Dora had gotten there first. She was saving the four seats near the stage. The Royal Shakespearian Theater was putting on Hamlet. Ophelia was about to be buried in a church yard near the castle in Helsingor.
Suddenly a strange man sat down next to Dora. She rose immediately, but he grabbed her by the hand. She did not know whether to scream and attract everybody’s attention. After all, she had the maps in her handbag.
She did not get a chance to think. The lights had just gone out. He slipped his hand over her mouth and put a gun to her back. She was forced to accompany him up the back staircase to the stage. Whatever he was up to she could not imagine. There was a wooden box that resembled a coffin. He was forcing her to climb into it.
No sooner had she laid down than stage hands picked up the coffin and carried her right out into the middle of the stage. The players were declaiming all around her in Act V, Scene 1 of Hamlet. The gravediggers are arguing with each other whether she should be buried here since she committed suicide.

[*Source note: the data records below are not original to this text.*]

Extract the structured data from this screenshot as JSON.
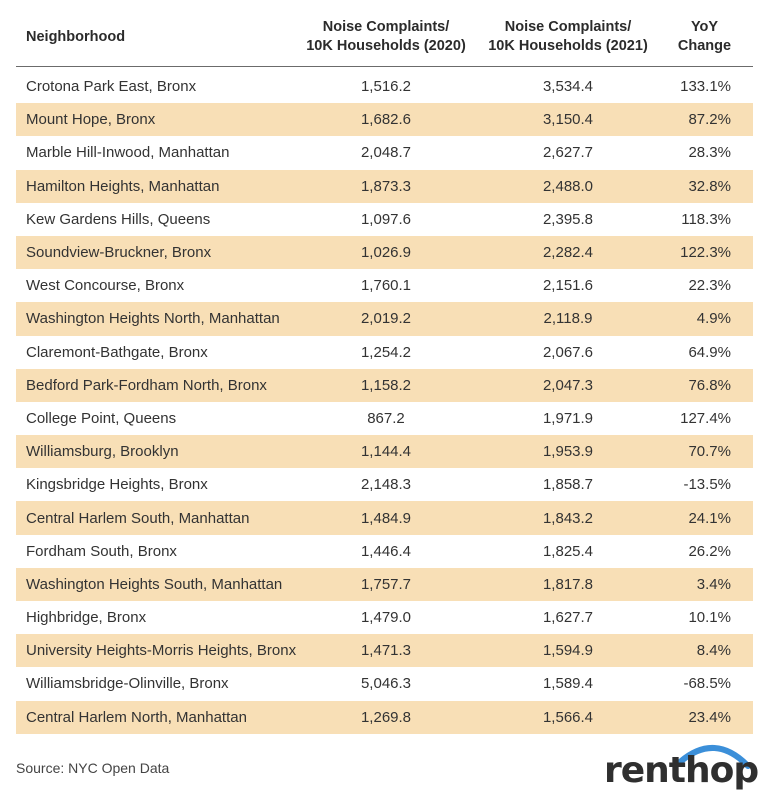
{
  "chart_data": {
    "type": "table",
    "columns": [
      {
        "lines": [
          "Neighborhood"
        ]
      },
      {
        "lines": [
          "Noise Complaints/",
          "10K Households (2020)"
        ]
      },
      {
        "lines": [
          "Noise Complaints/",
          "10K Households (2021)"
        ]
      },
      {
        "lines": [
          "YoY",
          "Change"
        ]
      }
    ],
    "rows": [
      [
        "Crotona Park East, Bronx",
        "1,516.2",
        "3,534.4",
        "133.1%"
      ],
      [
        "Mount Hope, Bronx",
        "1,682.6",
        "3,150.4",
        "87.2%"
      ],
      [
        "Marble Hill-Inwood, Manhattan",
        "2,048.7",
        "2,627.7",
        "28.3%"
      ],
      [
        "Hamilton Heights, Manhattan",
        "1,873.3",
        "2,488.0",
        "32.8%"
      ],
      [
        "Kew Gardens Hills, Queens",
        "1,097.6",
        "2,395.8",
        "118.3%"
      ],
      [
        "Soundview-Bruckner, Bronx",
        "1,026.9",
        "2,282.4",
        "122.3%"
      ],
      [
        "West Concourse, Bronx",
        "1,760.1",
        "2,151.6",
        "22.3%"
      ],
      [
        "Washington Heights North, Manhattan",
        "2,019.2",
        "2,118.9",
        "4.9%"
      ],
      [
        "Claremont-Bathgate, Bronx",
        "1,254.2",
        "2,067.6",
        "64.9%"
      ],
      [
        "Bedford Park-Fordham North, Bronx",
        "1,158.2",
        "2,047.3",
        "76.8%"
      ],
      [
        "College Point, Queens",
        "867.2",
        "1,971.9",
        "127.4%"
      ],
      [
        "Williamsburg, Brooklyn",
        "1,144.4",
        "1,953.9",
        "70.7%"
      ],
      [
        "Kingsbridge Heights, Bronx",
        "2,148.3",
        "1,858.7",
        "-13.5%"
      ],
      [
        "Central Harlem South, Manhattan",
        "1,484.9",
        "1,843.2",
        "24.1%"
      ],
      [
        "Fordham South, Bronx",
        "1,446.4",
        "1,825.4",
        "26.2%"
      ],
      [
        "Washington Heights South, Manhattan",
        "1,757.7",
        "1,817.8",
        "3.4%"
      ],
      [
        "Highbridge, Bronx",
        "1,479.0",
        "1,627.7",
        "10.1%"
      ],
      [
        "University Heights-Morris Heights, Bronx",
        "1,471.3",
        "1,594.9",
        "8.4%"
      ],
      [
        "Williamsbridge-Olinville, Bronx",
        "5,046.3",
        "1,589.4",
        "-68.5%"
      ],
      [
        "Central Harlem North, Manhattan",
        "1,269.8",
        "1,566.4",
        "23.4%"
      ]
    ]
  },
  "source": "Source: NYC Open Data",
  "logo": {
    "text": "renthop",
    "icon": "arc-icon"
  },
  "colors": {
    "stripe": "#f8dfb6",
    "logo_arc": "#3b8fd9",
    "text": "#333333"
  }
}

Hamlet and Horatio enter stage left. They are talking about the various graves. Hamlet finds a skull he likes but says in a voice that sounds a bit too familiar to Dora, “Alas, poor Yorick, I knew him Horatio!” Why, that sounded like Edward! Or was it her imagination? Had they seen her get kidnapped? Had they sensed an elaborate plot afoot for stealing the maps in the middle of the play?
Suddenly Hamlet sees her coffin. He breaks into lamentations. He claims that he would eat a crocodile for Ophelia or even be buried alive with her. Laertes contradicts Hamlet in the voice of the thug who brought her up here to begin with. She hears Edward shove the thug aside as Claudius and Gertrude enter the stage and declare Hamlet mad. But Hamlet insists on leaning over the coffin of Ophelia and kissing her cheek. She has the maps ready and hands them to Edward.
The curtains close and Dora leaps up out of the coffin of Ophelia. Churchill is stage left calling to her along with Edward still dressed as Hamlet next to the real players who look totally befuddled as Edward, Churchill, and Dora flee the theater to take the elevator to their rooms where Professor Lindemann waits. Dora falls into Edward’s arms. It was another narrow escape.